Terrorist captured in Somalia secretly arraigned in New York court

The idea that US military personnel would end up Mirandizing terrorists captured on far-flung battlefields used to be something of a joke. Well, it’s not a joke now. The Obama administration has actually brought a Somali terrorist, captured in his native land, into the US where he is being afforded the rights and trial normally afforded American civilians.

Mr. Warsame was captured in the Horn of Africa region by U.S. military personnel on April 19 and questioned for intelligence purposes for over two months aboard a U.S. Navy ship. Senior administration officials said Tuesday night that he provided important intelligence on two State Department-designated terror groups—al-Qaida and its Somali ally, al-Shabaab—before being read his Miranda rights, waiving them and submitting for several days to questioning by FBI agents designed to elicit statements that could be used against him in his civilian trial.

Mr. Warsame was then flown to New York on Monday and appeared Tuesday before Judge McMahon with his court-appointed attorney, solo practitioner Priya Chaudry. He entered a plea of not guilty to a nine-count indictment in United States v.
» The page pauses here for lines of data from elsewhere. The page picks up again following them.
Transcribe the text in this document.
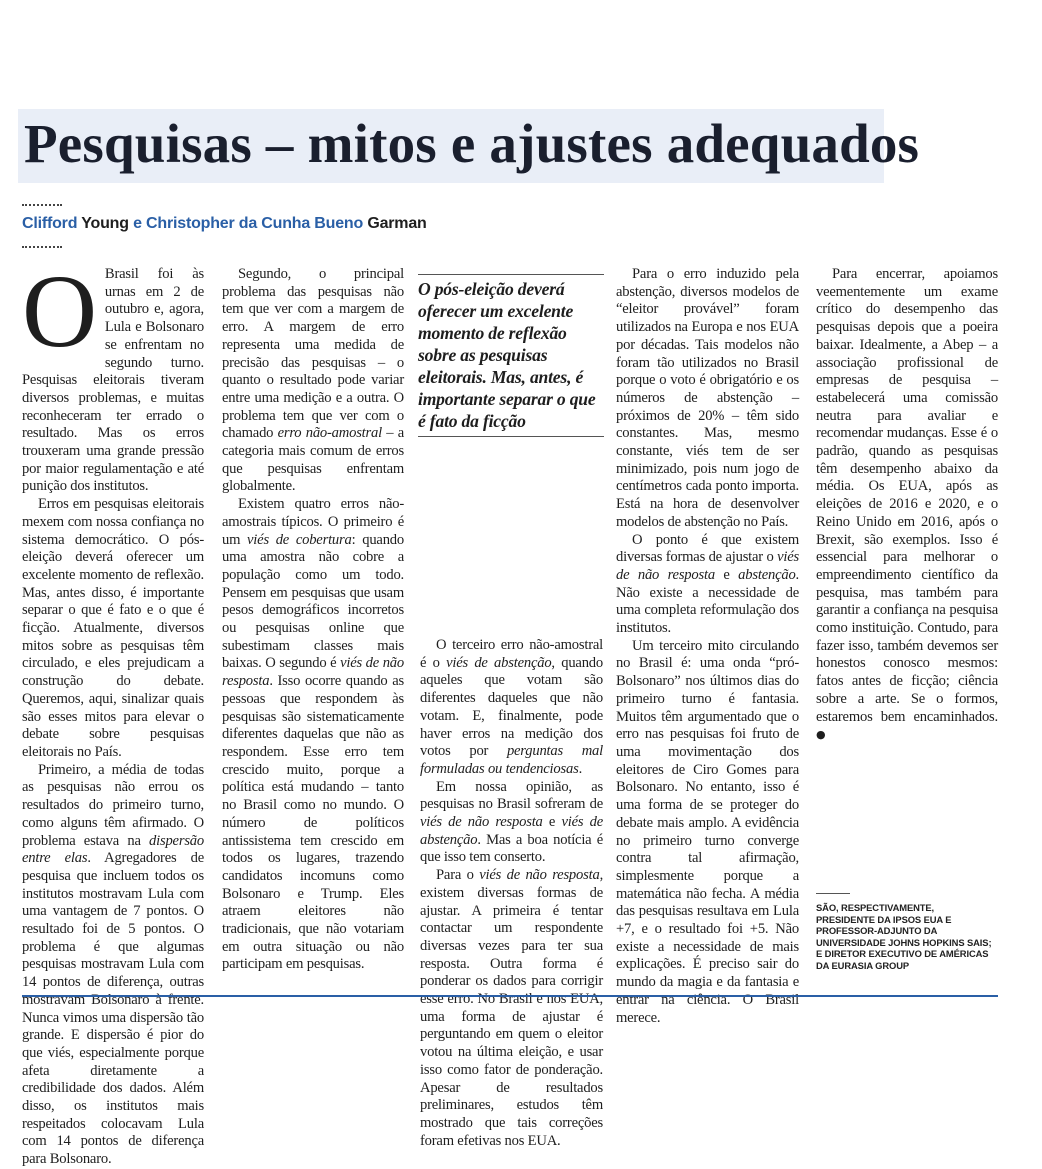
Pesquisas – mitos e ajustes adequados
Clifford Young e Christopher da Cunha Bueno Garman

O Brasil foi às urnas em 2 de outubro e, agora, Lula e Bolsonaro se enfrentam no segundo turno. Pesquisas eleitorais tiveram diversos problemas, e muitas reconheceram ter errado o resultado. Mas os erros trouxeram uma grande pressão por maior regulamentação e até punição dos institutos.

Erros em pesquisas eleitorais mexem com nossa confiança no sistema democrático. O pós-eleição deverá oferecer um excelente momento de reflexão. Mas, antes disso, é importante separar o que é fato e o que é ficção. Atualmente, diversos mitos sobre as pesquisas têm circulado, e eles prejudicam a construção do debate. Queremos, aqui, sinalizar quais são esses mitos para elevar o debate sobre pesquisas eleitorais no País.

Primeiro, a média de todas as pesquisas não errou os resultados do primeiro turno, como alguns têm afirmado. O problema estava na dispersão entre elas. Agregadores de pesquisa que incluem todos os institutos mostravam Lula com uma vantagem de 7 pontos. O resultado foi de 5 pontos. O problema é que algumas pesquisas mostravam Lula com 14 pontos de diferença, outras mostravam Bolsonaro à frente. Nunca vimos uma dispersão tão grande. E dispersão é pior do que viés, especialmente porque afeta diretamente a credibilidade dos dados. Além disso, os institutos mais respeitados colocavam Lula com 14 pontos de diferença para Bolsonaro.

Segundo, o principal problema das pesquisas não tem que ver com a margem de erro. A margem de erro representa uma medida de precisão das pesquisas – o quanto o resultado pode variar entre uma medição e a outra. O problema tem que ver com o chamado erro não-amostral – a categoria mais comum de erros que pesquisas enfrentam globalmente.

Existem quatro erros não-amostrais típicos. O primeiro é um viés de cobertura: quando uma amostra não cobre a população como um todo. Pensem em pesquisas que usam pesos demográficos incorretos ou pesquisas online que subestimam classes mais baixas. O segundo é viés de não resposta. Isso ocorre quando as pessoas que respondem às pesquisas são sistematicamente diferentes daquelas que não as respondem. Esse erro tem crescido muito, porque a política está mudando – tanto no Brasil como no mundo. O número de políticos antissistema tem crescido em todos os lugares, trazendo candidatos incomuns como Bolsonaro e Trump. Eles atraem eleitores não tradicionais, que não votariam em outra situação ou não participam em pesquisas.

O pós-eleição deverá oferecer um excelente momento de reflexão sobre as pesquisas eleitorais. Mas, antes, é importante separar o que é fato da ficção

O terceiro erro não-amostral é o viés de abstenção, quando aqueles que votam são diferentes daqueles que não votam. E, finalmente, pode haver erros na medição dos votos por perguntas mal formuladas ou tendenciosas.

Em nossa opinião, as pesquisas no Brasil sofreram de viés de não resposta e viés de abstenção. Mas a boa notícia é que isso tem conserto.

Para o viés de não resposta, existem diversas formas de ajustar. A primeira é tentar contactar um respondente diversas vezes para ter sua resposta. Outra forma é ponderar os dados para corrigir esse erro. No Brasil e nos EUA, uma forma de ajustar é perguntando em quem o eleitor votou na última eleição, e usar isso como fator de ponderação. Apesar de resultados preliminares, estudos têm mostrado que tais correções foram efetivas nos EUA.

Para o erro induzido pela abstenção, diversos modelos de “eleitor provável” foram utilizados na Europa e nos EUA por décadas. Tais modelos não foram tão utilizados no Brasil porque o voto é obrigatório e os números de abstenção – próximos de 20% – têm sido constantes. Mas, mesmo constante, viés tem de ser minimizado, pois num jogo de centímetros cada ponto importa. Está na hora de desenvolver modelos de abstenção no País.

O ponto é que existem diversas formas de ajustar o viés de não resposta e abstenção. Não existe a necessidade de uma completa reformulação dos institutos.

Um terceiro mito circulando no Brasil é: uma onda “pró-Bolsonaro” nos últimos dias do primeiro turno é fantasia. Muitos têm argumentado que o erro nas pesquisas foi fruto de uma movimentação dos eleitores de Ciro Gomes para Bolsonaro. No entanto, isso é uma forma de se proteger do debate mais amplo. A evidência no primeiro turno converge contra tal afirmação, simplesmente porque a matemática não fecha. A média das pesquisas resultava em Lula +7, e o resultado foi +5. Não existe a necessidade de mais explicações. É preciso sair do mundo da magia e da fantasia e entrar na ciência. O Brasil merece.

Para encerrar, apoiamos veementemente um exame crítico do desempenho das pesquisas depois que a poeira baixar. Idealmente, a Abep – a associação profissional de empresas de pesquisa – estabelecerá uma comissão neutra para avaliar e recomendar mudanças. Esse é o padrão, quando as pesquisas têm desempenho abaixo da média. Os EUA, após as eleições de 2016 e 2020, e o Reino Unido em 2016, após o Brexit, são exemplos. Isso é essencial para melhorar o empreendimento científico da pesquisa, mas também para garantir a confiança na pesquisa como instituição. Contudo, para fazer isso, também devemos ser honestos conosco mesmos: fatos antes de ficção; ciência sobre a arte. Se o formos, estaremos bem encaminhados. ●

SÃO, RESPECTIVAMENTE, PRESIDENTE DA IPSOS EUA E PROFESSOR-ADJUNTO DA UNIVERSIDADE JOHNS HOPKINS SAIS; E DIRETOR EXECUTIVO DE AMÉRICAS DA EURASIA GROUP
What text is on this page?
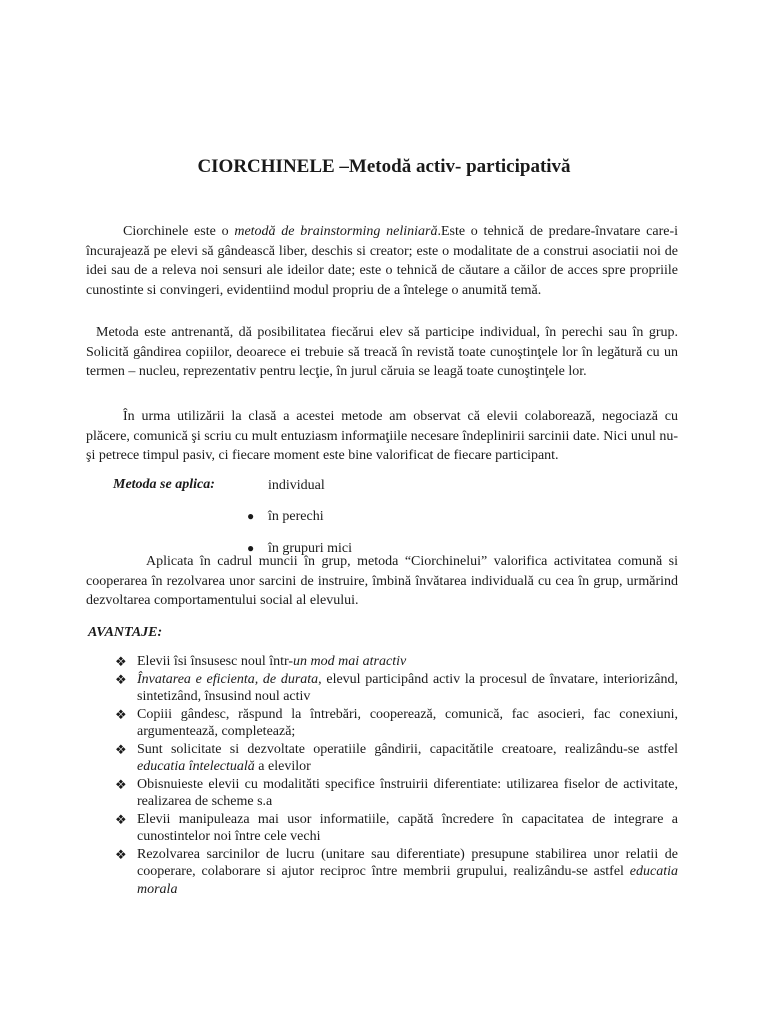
CIORCHINELE –Metodă activ- participativă

Ciorchinele este o metodă de brainstorming neliniară.Este o tehnică de predare-învatare care-i încurajează pe elevi să gândească liber, deschis si creator; este o modalitate de a construi asociatii noi de idei sau de a releva noi sensuri ale ideilor date; este o tehnică de căutare a căilor de acces spre propriile cunostinte si convingeri, evidentiind modul propriu de a întelege o anumită temă.

Metoda este antrenantă, dă posibilitatea fiecărui elev să participe individual, în perechi sau în grup. Solicită gândirea copiilor, deoarece ei trebuie să treacă în revistă toate cunoştinţele lor în legătură cu un termen – nucleu, reprezentativ pentru lecţie, în jurul căruia se leagă toate cunoştinţele lor.

În urma utilizării la clasă a acestei metode am observat că elevii colaborează, negociază cu plăcere, comunică şi scriu cu mult entuziasm informaţiile necesare îndeplinirii sarcinii date. Nici unul nu-şi petrece timpul pasiv, ci fiecare moment este bine valorificat de fiecare participant.

Metoda se aplica:	individual
● în perechi
● în grupuri mici

Aplicata în cadrul muncii în grup, metoda “Ciorchinelui” valorifica activitatea comună si cooperarea în rezolvarea unor sarcini de instruire, îmbină învătarea individuală cu cea în grup, urmărind dezvoltarea comportamentului social al elevului.

AVANTAJE:
❖ Elevii îsi însusesc noul într-un mod mai atractiv
❖ Învatarea e eficienta, de durata, elevul participând activ la procesul de învatare, interiorizând, sintetizând, însusind noul activ
❖ Copiii gândesc, răspund la întrebări, cooperează, comunică, fac asocieri, fac conexiuni, argumentează, completează;
❖ Sunt solicitate si dezvoltate operatiile gândirii, capacitătile creatoare, realizându-se astfel educatia întelectuală a elevilor
❖ Obisnuieste elevii cu modalităti specifice înstruirii diferentiate: utilizarea fiselor de activitate, realizarea de scheme s.a
❖ Elevii manipuleaza mai usor informatiile, capătă încredere în capacitatea de integrare a cunostintelor noi între cele vechi
❖ Rezolvarea sarcinilor de lucru (unitare sau diferentiate) presupune stabilirea unor relatii de cooperare, colaborare si ajutor reciproc între membrii grupului, realizându-se astfel educatia morala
Warsame, 11 Crim 559.

Southern District Assistant U.S. Attorneys Benjamin Naftalis and Adam Hickey are handling the prosecution for the government.

We seem to have two things going on with this administration, both related to its overwhelming desire to close Gitmo no matter what. The administration is killing terrorists rather than capturing them whenever it can (which costs us valuable intelligence), and when it does capture them, it is avoiding placing them at Gitmo at all costs — even if that means the strong possibility of terrorists going free and rejoining the fight against us. This particular case comes with all kinds of problems, not least is the fact that the detained and accused terrorist was held for questioning for a couple of months on US Navy ships without access to a lawyer.

That’s less of a problem if the administration intends to treat terrorists as the war criminal that they are, but that’s not what the administration is doing. This tactic of trying to have it both ways is likely to backfire in this trial or some future trial. Nevermind the stupidity of granting transnational terrorists the rights normally reserved for US citizens.